On Aug 25, 2009, at 11:36 AM, Christopher Barker wrote:

> Dag Sverre Seljebotn wrote:
>>>> (Well, at least two people (myself and Robert) has opposed this  
>>>> being
>>>> the default (and not for reasons of backwards compatability!), so I
>>>> don't think we're at the stage where we can discuss deprecation  
>>>> just yet
>>>> :-))
>
> My point was that IF any backward incompatible changes were made,  
> there
> should be a reasonable deprecation procedure. Whether the change  
> should
> be made or not I'll leave to others -- what seems obvious to me could
> well be a function of my very limited use of Cython so far.
>
> What I do know is that the current behavior is a surprise to  
> newbies --
> a bit more documentation may be all we need.

Yes, thanks!

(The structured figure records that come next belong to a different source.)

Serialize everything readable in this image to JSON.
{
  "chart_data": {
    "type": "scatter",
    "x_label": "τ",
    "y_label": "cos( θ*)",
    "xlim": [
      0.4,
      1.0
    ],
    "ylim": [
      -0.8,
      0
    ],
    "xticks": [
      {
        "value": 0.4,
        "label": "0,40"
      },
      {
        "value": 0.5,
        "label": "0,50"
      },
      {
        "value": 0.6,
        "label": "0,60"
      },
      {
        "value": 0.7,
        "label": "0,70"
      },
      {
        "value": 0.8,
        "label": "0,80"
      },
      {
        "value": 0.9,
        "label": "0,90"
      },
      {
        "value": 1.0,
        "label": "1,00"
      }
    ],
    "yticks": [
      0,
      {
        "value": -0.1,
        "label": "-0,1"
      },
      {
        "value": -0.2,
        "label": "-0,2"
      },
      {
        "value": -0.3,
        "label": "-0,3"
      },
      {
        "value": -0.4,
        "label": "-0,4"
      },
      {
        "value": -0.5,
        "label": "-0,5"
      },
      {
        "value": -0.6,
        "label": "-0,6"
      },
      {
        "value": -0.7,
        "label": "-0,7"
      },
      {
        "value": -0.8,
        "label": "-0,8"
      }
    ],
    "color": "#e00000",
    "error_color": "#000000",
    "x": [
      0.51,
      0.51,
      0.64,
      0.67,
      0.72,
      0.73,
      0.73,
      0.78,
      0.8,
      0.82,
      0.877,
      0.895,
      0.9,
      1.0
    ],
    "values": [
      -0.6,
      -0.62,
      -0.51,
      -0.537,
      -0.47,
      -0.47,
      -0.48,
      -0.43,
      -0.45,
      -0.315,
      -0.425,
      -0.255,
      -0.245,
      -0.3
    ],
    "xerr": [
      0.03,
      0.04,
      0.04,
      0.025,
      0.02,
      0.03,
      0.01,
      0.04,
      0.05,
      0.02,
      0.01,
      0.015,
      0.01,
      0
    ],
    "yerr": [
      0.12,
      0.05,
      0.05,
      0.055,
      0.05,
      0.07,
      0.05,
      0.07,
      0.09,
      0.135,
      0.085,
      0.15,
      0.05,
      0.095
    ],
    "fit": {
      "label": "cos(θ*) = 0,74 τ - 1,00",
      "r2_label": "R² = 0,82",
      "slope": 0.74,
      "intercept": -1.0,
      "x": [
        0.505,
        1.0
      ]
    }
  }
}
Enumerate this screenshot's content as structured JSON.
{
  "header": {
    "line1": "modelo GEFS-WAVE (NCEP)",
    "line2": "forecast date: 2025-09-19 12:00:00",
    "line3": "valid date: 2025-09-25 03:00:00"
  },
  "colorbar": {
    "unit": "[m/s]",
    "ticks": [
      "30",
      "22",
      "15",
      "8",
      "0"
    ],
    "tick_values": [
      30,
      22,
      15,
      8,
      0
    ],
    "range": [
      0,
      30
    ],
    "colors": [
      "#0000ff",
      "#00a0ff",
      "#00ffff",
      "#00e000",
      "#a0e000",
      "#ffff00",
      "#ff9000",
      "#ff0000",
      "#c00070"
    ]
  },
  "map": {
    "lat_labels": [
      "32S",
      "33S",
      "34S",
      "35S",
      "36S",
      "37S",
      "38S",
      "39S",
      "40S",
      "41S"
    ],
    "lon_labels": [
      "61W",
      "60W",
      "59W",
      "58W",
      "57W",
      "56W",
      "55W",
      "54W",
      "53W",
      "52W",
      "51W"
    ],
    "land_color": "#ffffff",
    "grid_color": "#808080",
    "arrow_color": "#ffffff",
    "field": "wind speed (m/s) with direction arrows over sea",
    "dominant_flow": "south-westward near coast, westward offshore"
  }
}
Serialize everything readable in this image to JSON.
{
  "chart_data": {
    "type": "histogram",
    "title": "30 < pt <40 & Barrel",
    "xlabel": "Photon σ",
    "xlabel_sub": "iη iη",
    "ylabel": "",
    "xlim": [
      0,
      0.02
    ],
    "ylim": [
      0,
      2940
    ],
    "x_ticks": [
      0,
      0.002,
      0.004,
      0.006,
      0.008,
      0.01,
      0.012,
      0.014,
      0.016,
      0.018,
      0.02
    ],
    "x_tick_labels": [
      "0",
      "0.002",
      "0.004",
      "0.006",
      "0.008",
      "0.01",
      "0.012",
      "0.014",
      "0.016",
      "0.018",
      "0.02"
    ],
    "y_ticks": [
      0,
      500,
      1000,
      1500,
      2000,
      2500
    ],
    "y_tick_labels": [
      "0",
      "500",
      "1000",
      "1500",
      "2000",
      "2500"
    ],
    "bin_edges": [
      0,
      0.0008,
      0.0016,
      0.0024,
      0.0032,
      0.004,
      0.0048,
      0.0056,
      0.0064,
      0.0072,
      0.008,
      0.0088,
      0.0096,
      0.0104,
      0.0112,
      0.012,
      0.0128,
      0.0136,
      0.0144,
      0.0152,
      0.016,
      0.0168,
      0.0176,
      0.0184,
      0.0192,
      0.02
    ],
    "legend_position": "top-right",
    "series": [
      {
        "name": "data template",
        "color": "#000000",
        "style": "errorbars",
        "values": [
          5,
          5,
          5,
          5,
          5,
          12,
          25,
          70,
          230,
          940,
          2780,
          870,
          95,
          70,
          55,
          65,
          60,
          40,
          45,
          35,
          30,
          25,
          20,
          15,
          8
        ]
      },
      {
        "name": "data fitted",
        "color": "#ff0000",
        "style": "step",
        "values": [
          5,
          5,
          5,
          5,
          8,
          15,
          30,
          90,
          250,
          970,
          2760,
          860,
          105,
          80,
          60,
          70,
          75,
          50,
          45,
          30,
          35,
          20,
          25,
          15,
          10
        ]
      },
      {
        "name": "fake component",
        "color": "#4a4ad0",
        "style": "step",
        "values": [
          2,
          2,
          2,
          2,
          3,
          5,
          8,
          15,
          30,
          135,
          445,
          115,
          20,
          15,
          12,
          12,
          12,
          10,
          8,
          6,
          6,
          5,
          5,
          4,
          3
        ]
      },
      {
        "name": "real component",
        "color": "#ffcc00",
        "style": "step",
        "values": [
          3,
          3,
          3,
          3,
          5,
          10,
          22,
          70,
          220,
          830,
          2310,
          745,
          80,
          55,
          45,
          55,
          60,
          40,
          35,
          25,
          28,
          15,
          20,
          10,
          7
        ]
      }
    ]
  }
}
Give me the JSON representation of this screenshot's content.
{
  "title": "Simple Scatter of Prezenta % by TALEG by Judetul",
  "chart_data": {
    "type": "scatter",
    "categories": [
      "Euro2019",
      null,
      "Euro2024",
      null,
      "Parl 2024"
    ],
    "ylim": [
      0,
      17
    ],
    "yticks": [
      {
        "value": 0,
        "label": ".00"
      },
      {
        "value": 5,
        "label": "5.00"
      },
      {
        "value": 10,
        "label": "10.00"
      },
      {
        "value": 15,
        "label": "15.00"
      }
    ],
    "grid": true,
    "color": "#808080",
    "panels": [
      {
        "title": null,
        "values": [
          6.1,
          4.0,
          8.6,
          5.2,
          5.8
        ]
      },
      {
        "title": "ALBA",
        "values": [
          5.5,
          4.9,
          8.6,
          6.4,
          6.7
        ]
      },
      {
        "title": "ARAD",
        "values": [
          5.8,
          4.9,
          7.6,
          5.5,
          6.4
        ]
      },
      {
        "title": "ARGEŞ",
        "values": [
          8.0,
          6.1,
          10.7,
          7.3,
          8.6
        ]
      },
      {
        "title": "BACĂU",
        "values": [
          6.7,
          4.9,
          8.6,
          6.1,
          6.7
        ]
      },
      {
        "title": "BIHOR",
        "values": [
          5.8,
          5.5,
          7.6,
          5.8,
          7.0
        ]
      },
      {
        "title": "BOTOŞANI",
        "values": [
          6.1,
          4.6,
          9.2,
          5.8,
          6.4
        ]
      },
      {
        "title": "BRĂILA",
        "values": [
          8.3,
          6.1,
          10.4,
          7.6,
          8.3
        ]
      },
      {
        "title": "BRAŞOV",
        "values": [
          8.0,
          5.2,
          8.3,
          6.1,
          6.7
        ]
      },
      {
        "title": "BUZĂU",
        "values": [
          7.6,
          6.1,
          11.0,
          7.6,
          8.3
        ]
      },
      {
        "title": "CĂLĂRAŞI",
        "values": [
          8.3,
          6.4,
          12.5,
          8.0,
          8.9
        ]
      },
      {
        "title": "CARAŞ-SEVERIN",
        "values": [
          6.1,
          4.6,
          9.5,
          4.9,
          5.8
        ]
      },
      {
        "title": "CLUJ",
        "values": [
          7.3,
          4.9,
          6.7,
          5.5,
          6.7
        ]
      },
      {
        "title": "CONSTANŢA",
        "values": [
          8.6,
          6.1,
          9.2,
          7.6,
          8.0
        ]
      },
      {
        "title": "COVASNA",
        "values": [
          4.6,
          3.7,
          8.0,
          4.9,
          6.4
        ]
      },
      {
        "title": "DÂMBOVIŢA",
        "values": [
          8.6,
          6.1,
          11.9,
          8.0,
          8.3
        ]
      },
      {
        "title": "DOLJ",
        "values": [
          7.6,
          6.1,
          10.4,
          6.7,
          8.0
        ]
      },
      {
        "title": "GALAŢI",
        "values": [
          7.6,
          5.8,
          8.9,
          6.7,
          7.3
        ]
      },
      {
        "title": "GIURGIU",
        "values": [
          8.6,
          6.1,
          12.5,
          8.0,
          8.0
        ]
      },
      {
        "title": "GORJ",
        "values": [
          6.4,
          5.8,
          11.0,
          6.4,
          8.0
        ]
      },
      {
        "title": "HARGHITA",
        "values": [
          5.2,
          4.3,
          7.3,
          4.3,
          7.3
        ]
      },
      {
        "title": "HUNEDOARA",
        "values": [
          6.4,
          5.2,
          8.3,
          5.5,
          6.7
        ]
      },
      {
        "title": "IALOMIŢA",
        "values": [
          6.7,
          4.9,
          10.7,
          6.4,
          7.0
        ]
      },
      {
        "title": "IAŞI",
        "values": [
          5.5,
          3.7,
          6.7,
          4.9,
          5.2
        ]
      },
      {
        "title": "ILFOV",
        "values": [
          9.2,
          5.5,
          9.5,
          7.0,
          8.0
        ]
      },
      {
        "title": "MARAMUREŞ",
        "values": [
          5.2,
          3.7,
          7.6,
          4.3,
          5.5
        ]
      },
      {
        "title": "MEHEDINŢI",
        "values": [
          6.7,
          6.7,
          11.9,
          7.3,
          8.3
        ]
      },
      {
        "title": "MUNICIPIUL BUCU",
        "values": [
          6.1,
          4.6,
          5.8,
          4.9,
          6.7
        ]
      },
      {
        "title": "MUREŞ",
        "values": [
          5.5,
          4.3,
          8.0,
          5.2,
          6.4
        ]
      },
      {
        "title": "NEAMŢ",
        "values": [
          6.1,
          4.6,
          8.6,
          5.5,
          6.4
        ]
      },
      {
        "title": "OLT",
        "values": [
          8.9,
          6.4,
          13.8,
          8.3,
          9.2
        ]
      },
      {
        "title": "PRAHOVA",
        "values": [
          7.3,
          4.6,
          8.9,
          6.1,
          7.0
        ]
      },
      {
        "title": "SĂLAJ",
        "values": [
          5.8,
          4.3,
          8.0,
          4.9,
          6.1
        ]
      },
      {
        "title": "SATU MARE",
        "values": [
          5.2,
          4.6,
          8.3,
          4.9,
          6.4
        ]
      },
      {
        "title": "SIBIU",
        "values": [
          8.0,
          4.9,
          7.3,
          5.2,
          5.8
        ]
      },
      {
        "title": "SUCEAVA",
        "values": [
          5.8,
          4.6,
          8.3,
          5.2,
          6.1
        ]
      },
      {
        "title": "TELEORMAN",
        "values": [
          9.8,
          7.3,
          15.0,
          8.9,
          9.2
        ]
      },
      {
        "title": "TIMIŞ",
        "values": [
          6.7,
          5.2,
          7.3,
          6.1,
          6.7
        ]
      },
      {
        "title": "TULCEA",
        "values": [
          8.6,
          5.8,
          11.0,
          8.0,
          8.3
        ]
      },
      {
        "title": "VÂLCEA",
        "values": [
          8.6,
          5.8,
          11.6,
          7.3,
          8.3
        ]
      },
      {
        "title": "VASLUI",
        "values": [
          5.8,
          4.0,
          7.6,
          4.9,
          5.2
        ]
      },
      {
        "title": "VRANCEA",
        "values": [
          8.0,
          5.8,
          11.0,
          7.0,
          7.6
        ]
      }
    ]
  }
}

Maybe there should even be a "common pitfalls" page for  
newbies.

I would be in favor of adding a compiler directive for this behavior,  
so that people who wanted "not None" everywhere could just stick it  
in one spot.

>>> If a faster "nonecheck" was added
>>> then "not None" would be a really redundant part of the language.
>
> Is that possible (well, not "faster", but fast enough not to  
> notice). My
> understanding of nonecheck is that a check has to be done on every
> object access (Or index, or...). In a tight loop that indexes  
> through a
> numpy array and does very little, that just doesn't seem practical. Or
> could you put the check outside the loop, but not at the beginning of
> the function?

With control flow analysis, one could statically eliminate almost all  
checks (in this example, if the argument were never assigned to, it  
would probably only need to be checked on the first access).